Un bel après-midi ensoleillé dans la cité d'Amakna, Gen ne donnait pas de cours aujourd'hui. Aussi, il en avait profité pour se balader, rendre visite à des amis et d'anciens disciples. Le Pandawa s'était ensuite dirigé vers une taverne, pour être exact, il était un habitué car il s'agissait d'une des rares qui ne propose pas que des boissons alcoolisées ou des boissons sans alcool au goût infect. Le patron avait sorti des tables, vu le temps qu'il faisait, ça pouvait attirer la clientèle. Le maître de combat prit donc place à une petite table qui était toujours libre, avec deux chaises face à face.
C'était le serveur, un jeune Féca, qui vint l'accueillir. Gen le connaissait très bien, il s'était entraîné quelques temps avec lui avant d'abandonner par lassitude à cause de son manque de progrès, mais c'était un bon garçon, très drôle, intelligent, mais avec un léger manque de concentration qui lui donnait tendance à rentrer dans des gens à cause d'une légère distraction. Ceci dit, Gen trouvait qu'il avait fait des efforts, et il mit son chapeau dans son dos tout en lui adressant un sourire chaleureux lorsqu'il vint prendre la commande.

-La même chose que d'habitude m'sieur Gen ? Un jus de kawotte ?

-Je vais changer pour une fois, apporte-moi un Nespressé s'il-te-plaît, petit.

-Ce sera tout m'sieur Gen ?

Le Pandawa secoua paisiblement la tête et vit le serveur partir dans la taverne. Puis il se mit à regarder les nuages, il pensait à cette invasion commandée par désormais célèbre, Little Arthémys. Brakmar, Astrub et Sufokia avaient été durement touchées par les hordes de zombies qui avaient déferlé et depuis, personne ne savait ce que l'Osamodas planifiait. Il ne faisait nul doute qu'Amakna serait la prochaine au vu des territoires conquis, et le royaume Sadida et Bonta seraient les cibles suivantes. Mais pour l'instant, il valait certainement mieux patienter.
Le serveur apporta la commande, Gen lui donna trois kamas en guise de pourboire et paya le Nespressé. Le jeune Féca fut distrait pendant quelques secondes par quelque chose.

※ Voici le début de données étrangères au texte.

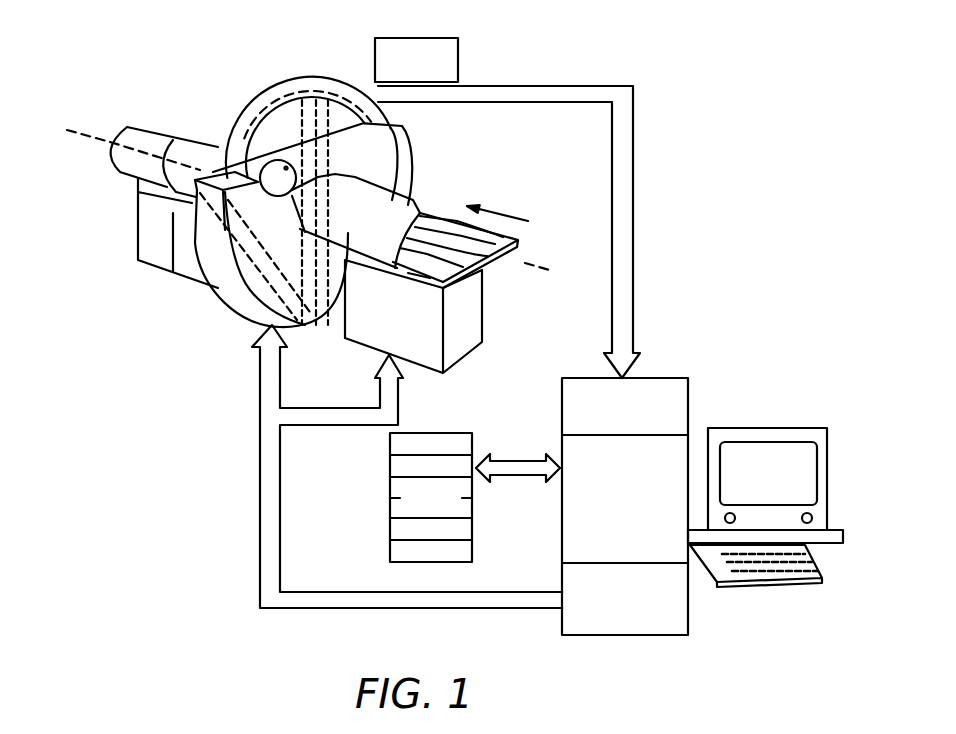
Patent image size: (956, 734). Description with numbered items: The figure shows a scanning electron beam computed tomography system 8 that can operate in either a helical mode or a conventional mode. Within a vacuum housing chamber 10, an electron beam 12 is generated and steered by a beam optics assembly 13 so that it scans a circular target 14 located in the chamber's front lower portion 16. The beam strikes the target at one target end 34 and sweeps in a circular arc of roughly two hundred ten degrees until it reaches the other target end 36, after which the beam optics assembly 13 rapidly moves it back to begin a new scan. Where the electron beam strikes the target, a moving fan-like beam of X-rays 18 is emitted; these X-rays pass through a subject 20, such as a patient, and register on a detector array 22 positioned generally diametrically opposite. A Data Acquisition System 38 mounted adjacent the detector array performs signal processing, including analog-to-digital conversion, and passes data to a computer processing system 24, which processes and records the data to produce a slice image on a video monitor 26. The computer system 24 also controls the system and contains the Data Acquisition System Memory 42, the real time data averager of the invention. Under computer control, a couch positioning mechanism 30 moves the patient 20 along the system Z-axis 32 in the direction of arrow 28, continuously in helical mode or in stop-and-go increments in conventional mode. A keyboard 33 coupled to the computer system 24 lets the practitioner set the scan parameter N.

The scanning electron beam computed tomography system 8 is at (487, 53).
The vacuum housing chamber 10 is at (138, 130).
The electron beam 12 is at (143, 160).
The beam optics assembly 13 is at (192, 147).
The circular target 14 is at (292, 326).
The front lower portion 16 is at (215, 297).
The fan-like beam of X-rays 18 is at (320, 154).
The subject 20 is at (285, 167).
The detector array 22 is at (338, 93).
The computer processing system 24 is at (650, 308).
The video monitor 26 is at (770, 428).
The arrow 28 is at (504, 207).
The couch positioning mechanism 30 is at (468, 307).
The Z-axis 32 is at (110, 142).
The keyboard 33 is at (757, 587).
The target end 34 is at (243, 222).
The target end 36 is at (417, 163).
The Data Acquisition System 38 is at (415, 37).
The Data Acquisition System Memory 42 is at (658, 377).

-Petit, tu t'es encore perdu dans tes pensées...

-Regardez m'sieur Gen ! Y a une bande de brutes qui s'en prend à quelqu'un !

Le Pandawa observa quelques instant la scène, il n'apercevait pas la victime, qui devait être de très petite taille pour passer aussi inaperçue, mais il voyait très clairement un Iop, un Sram et un Sacrieur, tous plus ou moins musclés, et qui venaient de dégainer diverses armes : une dague, une hache et une épée courte. Depuis qu'Amakna était la principale destination des réfugiés, le nombre d'agressions commises avait grandement augmenté. Généralement, la garde faisait son boulot, mais aucun soldat n'était actuellement présent sur la place. Gen but son Nespressé d'un trait, posa la tasse sur la table, se saisit de son bâton en bambou au bout duquel était attachée une gourde des fois que le tonneau ne soit trop encombrant, il remit son chapeau sur sa tête et se dirigea lentement vers les trois énergumènes.
Le maître de combat commença par donner un coup vicieux en faisant monter son arme pour qu'elle joue les casse-noisettes avec le Iop qui s'écroula en se tenant les bijoux de famille et en poussant un cri d'une hauteur dont même les chanteuses d'opéra seraient jalouses. Ses deux collègues se retournèrent, mais ce fut seulement pour apercevoir l'arme en bambou s'abattre avec une frappe horizontale sur leurs visages. Bien entendu, le Sacrieur resta debout alors que le Sram était au sol, dans les pommes, avec probablement le nez cassé. Le temps que l'éponge à blessures se rétablisse, le Pandawa adressa la parole à la victime tout en fixant son opposant.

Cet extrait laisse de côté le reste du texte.